RBNZ : précurseur (involontaire) de la normalisation ?

Vous connaissez désormais la notion de "reflation”. C'est elle qui est la cause principale de l'accélération de la hausse généralisée des taux depuis l'année. Rares sont ceux qui profitent davantage d'une reprise cyclique plus ou moins synchrone que des pays comme l'Australie ou la Nouvelle-Zélande. Cela s'est une nouvelle fois confirmé ce matin avec une flambée des taux à long terme "down under” (plus de 14 pb). Pour la Nouvelle-Zélande, on parle de plus de 18 pb. Le taux à dix ans (actuellement 1,87%) a facilement franchi le cap de 1,77% (mars 2020). Il est frappant de constater que la partie courte de la courbe affiche aussi une hausse de plus de 9 points de base en Nouvelle-Zélande, après une progression de 4 points de base hier. Ce segment demeure cependant extrêmement stable sous le poids des banques centrales dans la plupart des autres pays.
La Reserve Bank of New Zealand (RBNZ) a tenu sa première réunion de politique de l'année hier. Selon elle, il n'y a pour le moment aucune raison d'adapter la politique actuelle, à savoir un taux directeur de 0,25% complété par un programme d'achat d'obligations de 100 milliards de dollars néo-zélandais et un programme "Funding for Lending" analogue aux TLTRO. La situation économique est meilleure que prévu. La consommation intérieure ne se porte pas mal, notamment grâce à un marché de l'emploi plus résilient. Le secteur des exportations tourne bien, notamment en raison de la forte demande chinoise de matières premières agricoles, dont les prix ont fortement augmenté. Le moment est donc venu de faire le point sur les perspectives. L'économie se sera probablement contractée de 2,4% au cours de l'exercice fiscal qui se termine en mars 2021 (contre -4,2% prévus en novembre). La croissance attendue pour 2021/2022 s'élève à 3,8% et à 3,2% pour 2022/2023. Pour la première fois, la RBNZ estime que les risques liés à la croissance sont à nouveau répartis de manière équilibrée. Le chômage culminera à 5,1% au lieu des 6,2% supposés précédemment. L'inflation a été fortement révue à la hausse, surtout à court terme. La RBNZ n'exclut pas une accélération temporaire due à des facteurs ponctuels (pétrole, perturbations dans les chaînes de production) à 2,5% cette année. Si tout se passe bien, l'inflation se rapprochera de l'objectif de 2% à la fin de l'horizon de politique en 2024.

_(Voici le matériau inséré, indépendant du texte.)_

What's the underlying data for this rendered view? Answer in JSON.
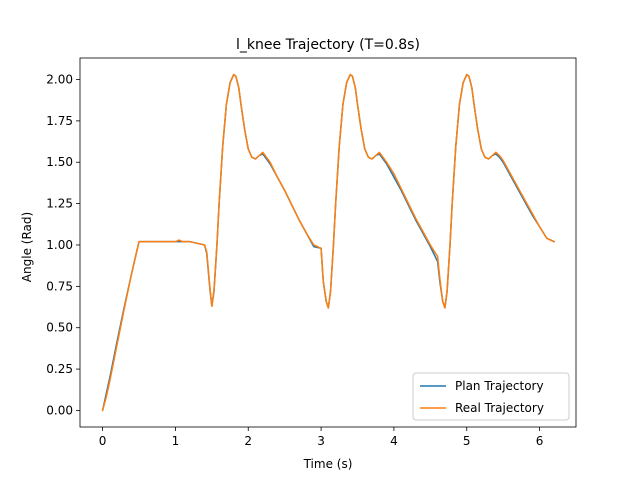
{
  "chart_data": {
    "type": "line",
    "title": "l_knee Trajectory (T=0.8s)",
    "xlabel": "Time (s)",
    "ylabel": "Angle (Rad)",
    "xlim": [
      -0.31,
      6.5
    ],
    "ylim": [
      -0.1,
      2.13
    ],
    "xticks": [
      0,
      1,
      2,
      3,
      4,
      5,
      6
    ],
    "xtick_labels": [
      "0",
      "1",
      "2",
      "3",
      "4",
      "5",
      "6"
    ],
    "yticks": [
      0.0,
      0.25,
      0.5,
      0.75,
      1.0,
      1.25,
      1.5,
      1.75,
      2.0
    ],
    "ytick_labels": [
      "0.00",
      "0.25",
      "0.50",
      "0.75",
      "1.00",
      "1.25",
      "1.50",
      "1.75",
      "2.00"
    ],
    "grid": false,
    "legend_position": "lower-right",
    "series": [
      {
        "name": "Plan Trajectory",
        "color": "#1f77b4",
        "x": [
          0,
          0.05,
          0.1,
          0.2,
          0.3,
          0.4,
          0.5,
          0.55,
          0.6,
          0.7,
          0.8,
          0.9,
          1.0,
          1.1,
          1.2,
          1.3,
          1.4,
          1.43,
          1.47,
          1.5,
          1.53,
          1.57,
          1.6,
          1.65,
          1.7,
          1.75,
          1.8,
          1.83,
          1.87,
          1.9,
          1.95,
          2.0,
          2.05,
          2.1,
          2.15,
          2.2,
          2.25,
          2.3,
          2.4,
          2.5,
          2.6,
          2.7,
          2.8,
          2.9,
          3.0,
          3.03,
          3.07,
          3.1,
          3.13,
          3.17,
          3.2,
          3.25,
          3.3,
          3.35,
          3.4,
          3.43,
          3.47,
          3.5,
          3.55,
          3.6,
          3.65,
          3.7,
          3.75,
          3.8,
          3.85,
          3.9,
          4.0,
          4.1,
          4.2,
          4.3,
          4.4,
          4.5,
          4.6,
          4.63,
          4.67,
          4.7,
          4.73,
          4.77,
          4.8,
          4.85,
          4.9,
          4.95,
          5.0,
          5.03,
          5.07,
          5.1,
          5.15,
          5.2,
          5.25,
          5.3,
          5.35,
          5.4,
          5.45,
          5.5,
          5.6,
          5.7,
          5.8,
          5.9,
          6.0,
          6.1,
          6.2
        ],
        "y": [
          0.0,
          0.1,
          0.2,
          0.42,
          0.63,
          0.83,
          1.02,
          1.02,
          1.02,
          1.02,
          1.02,
          1.02,
          1.02,
          1.02,
          1.02,
          1.01,
          1.0,
          0.95,
          0.75,
          0.63,
          0.72,
          1.0,
          1.25,
          1.6,
          1.85,
          1.98,
          2.03,
          2.02,
          1.95,
          1.85,
          1.7,
          1.58,
          1.53,
          1.52,
          1.54,
          1.55,
          1.52,
          1.49,
          1.41,
          1.33,
          1.24,
          1.15,
          1.07,
          0.99,
          0.98,
          0.78,
          0.66,
          0.62,
          0.72,
          1.0,
          1.25,
          1.6,
          1.85,
          1.98,
          2.03,
          2.02,
          1.95,
          1.85,
          1.7,
          1.58,
          1.53,
          1.52,
          1.54,
          1.55,
          1.52,
          1.49,
          1.41,
          1.33,
          1.24,
          1.15,
          1.07,
          0.99,
          0.9,
          0.78,
          0.66,
          0.62,
          0.72,
          1.0,
          1.25,
          1.6,
          1.85,
          1.98,
          2.03,
          2.02,
          1.95,
          1.85,
          1.7,
          1.58,
          1.53,
          1.52,
          1.54,
          1.55,
          1.53,
          1.5,
          1.42,
          1.34,
          1.26,
          1.18,
          1.11,
          1.04,
          1.02
        ]
      },
      {
        "name": "Real Trajectory",
        "color": "#ff7f0e",
        "x": [
          0,
          0.05,
          0.1,
          0.2,
          0.3,
          0.4,
          0.5,
          0.55,
          0.6,
          0.7,
          0.8,
          0.9,
          1.0,
          1.05,
          1.1,
          1.2,
          1.3,
          1.4,
          1.43,
          1.47,
          1.5,
          1.53,
          1.57,
          1.6,
          1.65,
          1.7,
          1.75,
          1.8,
          1.83,
          1.87,
          1.9,
          1.95,
          2.0,
          2.05,
          2.1,
          2.15,
          2.2,
          2.25,
          2.3,
          2.4,
          2.5,
          2.6,
          2.7,
          2.8,
          2.9,
          3.0,
          3.03,
          3.07,
          3.1,
          3.13,
          3.17,
          3.2,
          3.25,
          3.3,
          3.35,
          3.4,
          3.43,
          3.47,
          3.5,
          3.55,
          3.6,
          3.65,
          3.7,
          3.75,
          3.8,
          3.85,
          3.9,
          4.0,
          4.1,
          4.2,
          4.3,
          4.4,
          4.5,
          4.6,
          4.63,
          4.67,
          4.7,
          4.73,
          4.77,
          4.8,
          4.85,
          4.9,
          4.95,
          5.0,
          5.03,
          5.07,
          5.1,
          5.15,
          5.2,
          5.25,
          5.3,
          5.35,
          5.4,
          5.45,
          5.5,
          5.6,
          5.7,
          5.8,
          5.9,
          6.0,
          6.1,
          6.2
        ],
        "y": [
          0.0,
          0.08,
          0.18,
          0.4,
          0.62,
          0.83,
          1.02,
          1.02,
          1.02,
          1.02,
          1.02,
          1.02,
          1.02,
          1.03,
          1.02,
          1.02,
          1.01,
          1.0,
          0.96,
          0.76,
          0.63,
          0.73,
          1.0,
          1.25,
          1.6,
          1.85,
          1.98,
          2.03,
          2.02,
          1.95,
          1.85,
          1.7,
          1.58,
          1.53,
          1.52,
          1.54,
          1.56,
          1.53,
          1.5,
          1.41,
          1.33,
          1.24,
          1.15,
          1.07,
          1.0,
          0.98,
          0.78,
          0.66,
          0.62,
          0.72,
          1.0,
          1.25,
          1.6,
          1.85,
          1.98,
          2.03,
          2.02,
          1.95,
          1.85,
          1.7,
          1.58,
          1.53,
          1.52,
          1.54,
          1.56,
          1.53,
          1.5,
          1.43,
          1.34,
          1.25,
          1.16,
          1.08,
          1.0,
          0.93,
          0.8,
          0.66,
          0.62,
          0.72,
          1.0,
          1.25,
          1.6,
          1.85,
          1.98,
          2.03,
          2.02,
          1.95,
          1.85,
          1.7,
          1.58,
          1.53,
          1.52,
          1.54,
          1.56,
          1.54,
          1.51,
          1.43,
          1.35,
          1.27,
          1.19,
          1.11,
          1.04,
          1.02
        ]
      }
    ]
  }
}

Mais malgré toutes ces bonnes nouvelles, les sept membres du comité de politique préfèrent rester prudents. Trop de variables sont encore incertaines. La conclusion est qu'une politique monétaire accommodante demeure nécessaire. La banque est même prête à aller encore plus loin si nécessaire. Un taux directeur négatif fait partie des options. Comme c'est le cas avec la Banque d'Angleterre, cela ressemble plus à une menace creuse, difficilement conciliable avec les perspectives relativement optimistes. Le marché n'a d'ailleurs pas non plus été impressionné. Ce matin, le gouvernement néo-zélandais a peut-être définitivement enterré la piste du taux négatif.
Les prix de l'immobilier en Nouvelle-Zélande flambent depuis déjà longtemps en raison de la faiblesse des taux d'intérêt. Et ce marché en surchauffe devient de moins en moins accessible, surtout pour ceux qui souhaitent acheter une habitation pour la première fois. Le ministre des Finances, Grant Robertson, veut donc s'attaquer à ce problème et a légèrement adapté le mandat de la RBNZ. La banque centrale devra désormais aussi tenir compte de l'impact de sa politique sur le marché immobilier. Le gouvernement interpellera régulièrement la RBNZ à cet égard. Comprenez: une politique encore plus souple et a fortiori un taux négatif sont aujourd'hui pratiquement exclus. À l'inverse, le gouvernement fera-t-il (de manière peut-être involontaire) de la RBNZ un précurseur de la normalisation?
Outre les taux d'intérêt, le dollar néo-zélandais s'est également particulièrement bien comporté ces derniers jours. Hier, le cours NZD/USD a franchi la barre de 0,74 et il se situe aujourd'hui au-dessus de son sommet de 2018 (0,7438). Les yeux sont à présent tournés vers 0,756 (pic de 2017). Ce cap pourrait être franchi prochainement, si la reprise relativement rapide se poursuit et que la pression en vue d'une normalisation de la politique s'intensifie. Le marché voit désormais un premier relèvement de taux pointer à l'horizon, alors qu'il n'en était pas encore question la semaine dernière.